Fer-1, a ferroptosis inhibitor, inhibits HT-induced ferroptosis in colorectal cancer cells. (A) Fer-1 effectively attenuated HT cytotoxicity in HCT116 cells (HCT116 cells were exposed to 1µM Fer-1 for 2 h before treatment with specified concentrations of HT, followed by cell viability assessment using the CCK8 method). (B) Fer-1 reduced the toxic effects of HT in SW480 cells.
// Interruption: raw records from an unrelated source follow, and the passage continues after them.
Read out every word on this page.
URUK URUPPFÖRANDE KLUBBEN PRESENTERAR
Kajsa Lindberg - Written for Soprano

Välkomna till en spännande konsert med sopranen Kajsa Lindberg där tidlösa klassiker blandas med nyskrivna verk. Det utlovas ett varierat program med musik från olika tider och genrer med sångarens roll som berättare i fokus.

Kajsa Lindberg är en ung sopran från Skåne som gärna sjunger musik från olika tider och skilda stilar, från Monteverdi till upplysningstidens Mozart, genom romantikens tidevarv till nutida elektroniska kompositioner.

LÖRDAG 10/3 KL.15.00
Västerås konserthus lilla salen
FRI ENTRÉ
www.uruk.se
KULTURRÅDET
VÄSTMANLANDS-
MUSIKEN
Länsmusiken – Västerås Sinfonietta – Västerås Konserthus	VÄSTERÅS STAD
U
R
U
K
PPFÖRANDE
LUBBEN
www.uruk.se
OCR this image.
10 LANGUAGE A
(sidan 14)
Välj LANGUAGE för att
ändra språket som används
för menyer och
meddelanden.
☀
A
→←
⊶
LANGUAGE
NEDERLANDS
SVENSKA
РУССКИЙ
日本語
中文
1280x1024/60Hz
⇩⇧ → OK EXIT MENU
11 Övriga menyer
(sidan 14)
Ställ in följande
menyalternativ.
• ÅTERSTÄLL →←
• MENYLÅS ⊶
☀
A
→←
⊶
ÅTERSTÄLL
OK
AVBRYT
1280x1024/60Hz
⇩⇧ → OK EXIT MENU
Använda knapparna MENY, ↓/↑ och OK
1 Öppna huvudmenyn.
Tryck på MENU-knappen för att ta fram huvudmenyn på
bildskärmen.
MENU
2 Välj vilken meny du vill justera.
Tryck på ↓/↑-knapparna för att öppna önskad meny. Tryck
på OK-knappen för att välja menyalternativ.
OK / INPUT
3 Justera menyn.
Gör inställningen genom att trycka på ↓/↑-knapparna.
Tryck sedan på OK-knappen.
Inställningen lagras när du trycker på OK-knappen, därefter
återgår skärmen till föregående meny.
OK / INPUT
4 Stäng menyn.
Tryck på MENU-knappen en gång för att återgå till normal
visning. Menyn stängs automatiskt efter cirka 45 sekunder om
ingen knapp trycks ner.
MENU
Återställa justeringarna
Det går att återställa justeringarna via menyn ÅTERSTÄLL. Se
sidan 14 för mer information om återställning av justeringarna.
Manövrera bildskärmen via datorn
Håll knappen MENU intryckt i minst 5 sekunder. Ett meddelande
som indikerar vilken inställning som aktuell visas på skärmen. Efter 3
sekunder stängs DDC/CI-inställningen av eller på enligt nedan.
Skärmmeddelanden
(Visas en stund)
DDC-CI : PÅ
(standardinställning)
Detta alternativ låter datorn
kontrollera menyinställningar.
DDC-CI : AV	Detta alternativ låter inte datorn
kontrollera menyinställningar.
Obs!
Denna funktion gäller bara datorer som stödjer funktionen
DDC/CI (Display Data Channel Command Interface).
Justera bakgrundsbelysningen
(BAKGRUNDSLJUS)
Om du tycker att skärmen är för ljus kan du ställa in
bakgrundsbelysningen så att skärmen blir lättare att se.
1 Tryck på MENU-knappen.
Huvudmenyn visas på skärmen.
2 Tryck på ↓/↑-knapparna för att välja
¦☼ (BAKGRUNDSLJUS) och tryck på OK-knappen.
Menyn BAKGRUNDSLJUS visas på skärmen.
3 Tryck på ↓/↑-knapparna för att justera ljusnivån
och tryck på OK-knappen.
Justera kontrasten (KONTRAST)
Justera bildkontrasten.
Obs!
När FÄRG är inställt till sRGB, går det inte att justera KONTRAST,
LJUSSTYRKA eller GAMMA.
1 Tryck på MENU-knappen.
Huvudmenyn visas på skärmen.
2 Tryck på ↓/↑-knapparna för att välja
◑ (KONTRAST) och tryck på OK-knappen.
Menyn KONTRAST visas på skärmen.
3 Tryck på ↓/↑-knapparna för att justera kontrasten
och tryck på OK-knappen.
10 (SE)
Cells were also pretreated with (1µM) Fer-1 and then treated with HT (45, 90,and 180 µM) and cell viability was determined using the CCK8 assay. (C) In HCT116 cells, HT treatment raised Trf1 protein levels while reducing SLC7A11 and GPX4 protein levels; the addition of 1 µM Fer-1 with HT reversed these protein expression levels. (D) The expression levels of Trf1, SLC7A11, and GPX4 proteins were similarly reversed by 1µM Fer-1 in SW480 cells. Statistical analyses were performed for the HT-treated and control groups: ^nsp > 0.05.

Fig. 6

HT triggers ferroptosis in colon cancer cells by suppressing Nrf2 pathway. (A) (20µM) SFN pre-treated HCT116 cells for 2 h, followed by HT treatment for 48 h. Compared to HT alone, SFN changed the expression levels of the key proteins Nrf2 and NQO1 in the Nrf2 signaling pathway. (B) In SW480 cells, co-treatment with 20µM SFN and HT similarly reversed the protein expression levels of Nrf2 and NQO1. (C) Cells were pre-exposed to 1µM CDDO for 2 h before being treated with HT. This reversed the protein expression levels of Nrf2 and NQO1 in HCT116 cells compared to when only HT was used. (D) Co-treatment of SW480 cells with (1µM) CDDO in combination with HT produced the same results as HCT116 cells. Statistical analyses of HT-treated and control groups *p ≤ 0.05, **p ≤ 0.01, ^nsp > 0.05.